If you look closely, the first time the video shows process explorer, the PID of the parent chrome process is 1388 with integrity at "Medium", and a child chrome process's PID is 1928 with integrity set at "Low". After the hack, process explorer shows a child chrome process with PID 804 and integrity "Medium", all other processes except for the calculator are obscured. I can guess-timate that the original parent and child are still there though, as there is still a low integrity process somewhat near the bottom of the list.
After looking at the documentation for process explorer, the gray colored process line (most likely the parent chrome process) is suspended, which seems odd.
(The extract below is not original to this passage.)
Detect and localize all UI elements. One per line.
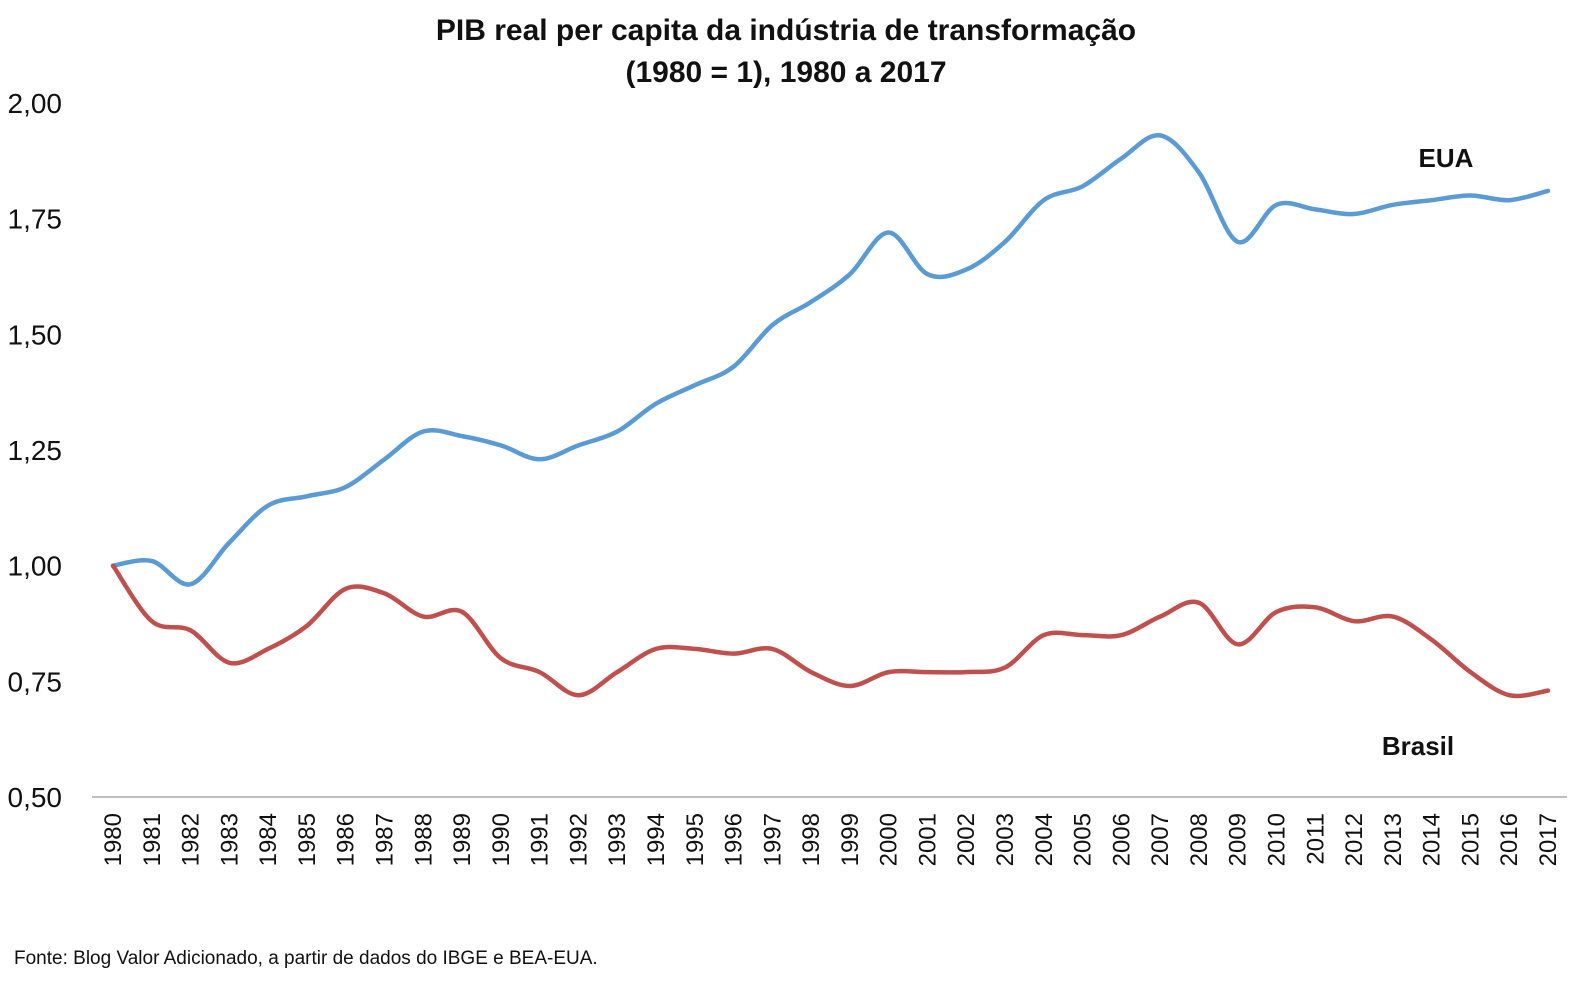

I'm not entirely sure I'm seeing the correct part of the process explorer docs here.
Another thing to note is that the calc.exe process has no parent. That means that whatever spawned it has already died.
The video suggests that a fairly standard ASLR attack was made: guess and check. ASLR makes it difficult to reliably guess an address the first time. Most of the time, if a hack guesses wrong, the process dies and the attacker doesn't get another chance. It seems that the attacker found a place (or made a place) where they could "guess" repeatedly. Given the prior information, that suggests that the child process somehow caused the parent process to repeatedly spawn chrome subprocesses that had some attacker controlled information in it. Each time, that information is probably a little bit different until the attacker guessed "right", and successfully executed the right attack code.